Watching our synod in action on our computer, with very competent leadership, was a delight. The LGBTQ+ issue dividing our denomination and our leaders’ desire to hold our denomination together were respectfully done. In retrospect, I think all the delegates would agree that the LGBTQ+ community is not to be disdained nor ignored and (that) we are all sinners and need Jesus. The main issue before our denomination was not our attitude in this regard, but whether the LGBTQ+ lifestyle was, in the past and now currently, ever looked upon by God with favor. Once our denomination’s members can agree on this question, then we can spend our time on how we approach this community. Answering this question is key. This issue is black and white. As oil and water do not mix, no matter how hard we try, so also right and wrong do not mix. Unless it can be clearly shown that this behavior was ever, anywhere, approved in Scripture, we must side with Scripture. Then we can proceed prayerfully in determining God’s strategy forward.
Carl R. Smits // Cedar Lake, Ind.
As I watched the proceedings of Synod 2023, I found it hard to recognize the church I thought I knew. While I was growing up, my church taught me that “while we were yet sinners, Christ died for us.” This synod tried to teach me that unless we are already pure, we are not acceptable to the church. What a change in perspective! I hope we realize that if we try to purge all the sinners out of the church we will not have any people left to be the church.
Ellen Hamilton // Grandville, Mich.
The Synod 2023 debate on same-sex marriage made clear that the conservative majority intends to prevent its confessional dictate from ever being challenged, permanently requiring that every church officebearer not only accept but agree with the majority position. But the majority did not answer a second question I have about its intentions: Does it want to force out every Christian Reformed Church member who disagrees, or will it be satisfied with denying us all decision-making authority forever?
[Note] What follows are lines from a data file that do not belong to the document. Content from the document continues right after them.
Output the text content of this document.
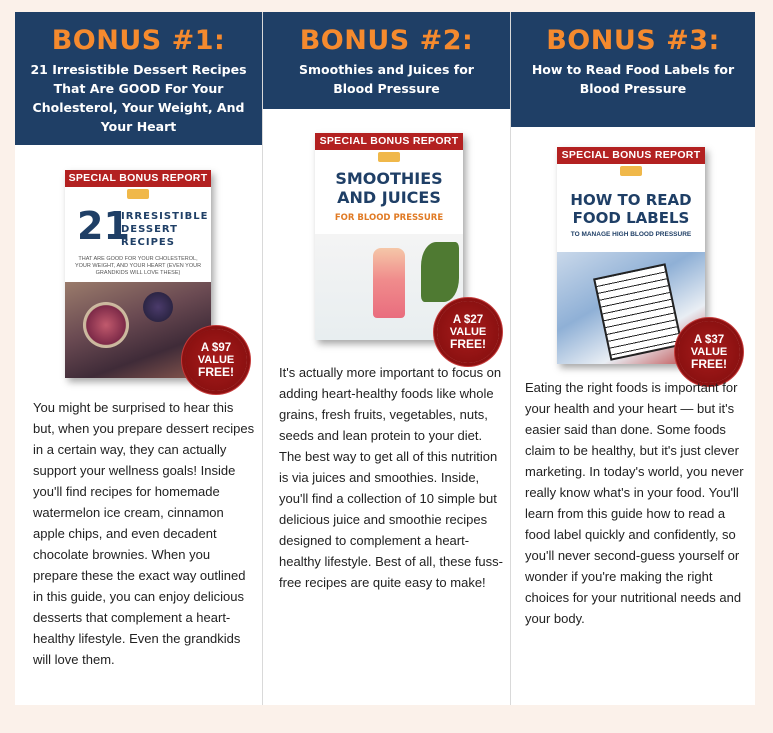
BONUS #1:
21 Irresistible Dessert Recipes That Are GOOD For Your Cholesterol, Your Weight, And Your Heart
SPECIAL BONUS REPORT
21
IRRESISTIBLE DESSERT RECIPES
THAT ARE GOOD FOR YOUR CHOLESTEROL, YOUR WEIGHT, AND YOUR HEART (EVEN YOUR GRANDKIDS WILL LOVE THESE)
A $97
VALUE
FREE!

You might be surprised to hear this but, when you prepare dessert recipes in a certain way, they can actually support your wellness goals! Inside you'll find recipes for homemade watermelon ice cream, cinnamon apple chips, and even decadent chocolate brownies. When you prepare these the exact way outlined in this guide, you can enjoy delicious desserts that complement a heart-healthy lifestyle. Even the grandkids will love them.

BONUS #2:
Smoothies and Juices for Blood Pressure
SPECIAL BONUS REPORT
SMOOTHIES AND JUICES
FOR BLOOD PRESSURE
A $27
VALUE
FREE!

It's actually more important to focus on adding heart-healthy foods like whole grains, fresh fruits, vegetables, nuts, seeds and lean protein to your diet. The best way to get all of this nutrition is via juices and smoothies. Inside, you'll find a collection of 10 simple but delicious juice and smoothie recipes designed to complement a heart-healthy lifestyle. Best of all, these fuss-free recipes are quite easy to make!

BONUS #3:
How to Read Food Labels for Blood Pressure
SPECIAL BONUS REPORT
HOW TO READ FOOD LABELS
TO MANAGE HIGH BLOOD PRESSURE
A $37
VALUE
FREE!

Eating the right foods is important for your health and your heart — but it's easier said than done. Some foods claim to be healthy, but it's just clever marketing. In today's world, you never really know what's in your food. You'll learn from this guide how to read a food label quickly and confidently, so you'll never second-guess yourself or wonder if you're making the right choices for your nutritional needs and your body.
James Leunk // Rochester, N.Y.
Had this synod been around to advise Amos, the book of Amos would likely read very differently (“Synod Urges ‘Discretion’ in CRCNA Communications on Social, Political Issues,” July/August 2023). When Amos addressed these leaders about social justice, he did not mince words. … If the church wants to prove itself relevant in today’s world, perhaps it should take a lesson from Amos and speak plainly and assertively about issues that have social and political dimensions. The church hasn’t been bashful about abortion and same-sex marriage; it should be equally assertive in advocating for access to health care and equal educational opportunities for poor communities, economic inequity due to racial discrimination, and welcoming strangers in need to our shores.
Frank Barefield // Holland, Mich.
What Is Unity?
I so resonate with Ron Polinder’s Vantage Point, “Will We Ever Learn What Unity Means?” (May 2023). He writes, “Synod 2022’s decision to make a traditional view of human sexuality ‘confessional’ is what creates the greatest threat to our unity.” We are faced with a brand-new reality: legally sanctioned same-sex covenanted relationships. It’s understandable that we differ in how to interpret Scripture, since it does not and could not directly address this 21st-century phenomenon. But it does directly address the sin of turning differences into divisions: “Make every effort to keep the unity of the Spirit through the bond of peace. There is one body and one Spirit …” (Eph. 4:3). Ron is my kind of “right-winger.” He knows that churches, like airplanes, fly best on both a right and a left wing.
Bob De Moor // Edmonton, Alta.
Unity should not be the goal; it should be scriptural unity (“Will We Ever Learn What Unity Means?” May 2023). The Bible is very clear that the Lord’s purpose for his human creation was that of a permanent, monogamous marriage between one man and one woman (Gen. 1:26-28; 2:21-24; Matt. 19:3-6). Synod 2022 and 2023’s decisions rightly affirmed that biblical truth. Unity to me means that we all believe and agree with the Bible (“sola scriptura”). To have true scriptural unity, all members of the CRCNA’s agencies, ministries, boards, broader assemblies, and other entities should “affirm, without reservation, all the doctrines and beliefs of the CRCNA” (Classis Central Plains’s overture, p. 17, May 2023 Banner).